Mixed reports on the ISM manufacturing numbers had investors guessing which report was right. In the end the number we near expectations, but the guessing game kept investors in check relative to an impact from any positive news. The data was close to expectations, but we are still not getting the growth expected for the second quarter and raise enough questions for the market to close flat on the day. This is a week full of data and the challenge will be how investors interpret it all the way through the jobs report on Friday. We have to be cautious and take what the market gives looking forward.

Transports, semiconductors, industrials, materials and consumer discretionary were the upside leaders on a slow day for stocks. Still a mix of defensive versus growth in the move and the volume remains on the low side. One day at a time as we make progress towards the answer on near term direction.

I am traveling the next couple of days and will not post a recording per usual. The text and trading reports will be posted as usual. Thank you for your understanding.

Notes to Note:

  • The headlines today were focused on the ISM manufacturing data. What was the real number anyway? The final report was close to expectations and that kept the markets from selling off. The conspiracy theorist were alive and well of how the number was fixed to meet expectations. Whatever, the bottom line is the economic reports are still not showing any real push higher on the growth side.
  • The Volatility or VIX index remain without a pulse, but did make a run at the 12 level on the misreport for manufacturing. I remain in the camp of let it play out… attempting to pick a bottom or top of anything is a dangerous proposition. If it starts to move back above 12 I will get interested, until then just watching.
  • Interest rates got a move to the upside as the ISM manufacturing data found some confidence from investors. The yield remains near the low at 3.37% on the thirty-year bond and 2.53% on the ten-year bond. The divergence between yields and stocks is obvious and suggests something more is up or potentially wrong. Watch the bounce in yield… a follow through could push the price of bonds lower near term.
  • Apple is getting all the press to pump up the stock… The response today was a decline to $628.40. Still on the upside, but watching to see how it unfolds.
  • IWM – small caps chart posted last week made move to the 50 DMA and broke downtrend line, but has stalled as well. stronger selling early, but managed to fight back to close down 0.5%. Still looking for follow through higher or a test of the move and bounce.
  • Four key central banks report this week and worth watching to see the impact to interest rates and economic picture.
  • Google spending money on satellites that didn’t work out so well last time. Maybe this is the catalyst the stock needs to continue higher after testing support today.
  • Banks made solid move to the upside on the day. Watching to see if the regional and money center banks can advance the sectors higher.

Chart Notes:

The banks made solid move early, but following the ISM manufacturing data the advance slowed, but still made a solid move higher. The chart below of KBE shows the need to get through the next level of resistance at $32.25. If the moves can get a push higher we would be interested adding to our positions moving forward.

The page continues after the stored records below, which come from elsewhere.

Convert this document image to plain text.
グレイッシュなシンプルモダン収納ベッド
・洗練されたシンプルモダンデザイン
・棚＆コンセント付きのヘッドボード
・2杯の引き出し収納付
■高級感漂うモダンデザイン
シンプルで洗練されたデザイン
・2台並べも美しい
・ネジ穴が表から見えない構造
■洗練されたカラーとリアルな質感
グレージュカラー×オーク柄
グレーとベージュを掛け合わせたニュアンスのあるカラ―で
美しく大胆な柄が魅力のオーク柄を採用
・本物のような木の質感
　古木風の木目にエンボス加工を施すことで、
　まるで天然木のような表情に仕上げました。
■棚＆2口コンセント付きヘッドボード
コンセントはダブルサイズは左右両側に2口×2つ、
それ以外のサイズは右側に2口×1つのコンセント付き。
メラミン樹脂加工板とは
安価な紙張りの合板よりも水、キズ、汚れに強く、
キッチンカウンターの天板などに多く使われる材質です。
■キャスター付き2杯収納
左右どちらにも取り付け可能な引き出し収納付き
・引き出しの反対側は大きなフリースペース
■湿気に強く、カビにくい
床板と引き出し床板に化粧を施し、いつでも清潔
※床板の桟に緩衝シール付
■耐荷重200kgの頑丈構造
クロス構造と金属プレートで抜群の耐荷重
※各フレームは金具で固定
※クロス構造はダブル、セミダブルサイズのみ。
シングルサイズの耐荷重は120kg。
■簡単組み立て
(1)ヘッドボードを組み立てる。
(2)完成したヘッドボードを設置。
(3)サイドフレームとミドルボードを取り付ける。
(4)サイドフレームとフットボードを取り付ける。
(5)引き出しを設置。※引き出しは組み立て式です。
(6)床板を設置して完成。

In the scans run for the ONE EGG model last week we stated that semiconductors remained one of the key leaders to track with SOXX or SMH. We followed up the discussion with BRCM as one of the best options on the upside with potential. That showed today with the stock jumping more than 12% on the news the company may be willing to sell off part of their business and was in talks with JP Morgan. As you can see on the chart below this trade has played out better than originally expected short term.


Breakouts are slowing some consolidation is building. Watch you downside risk and stick to your discipline.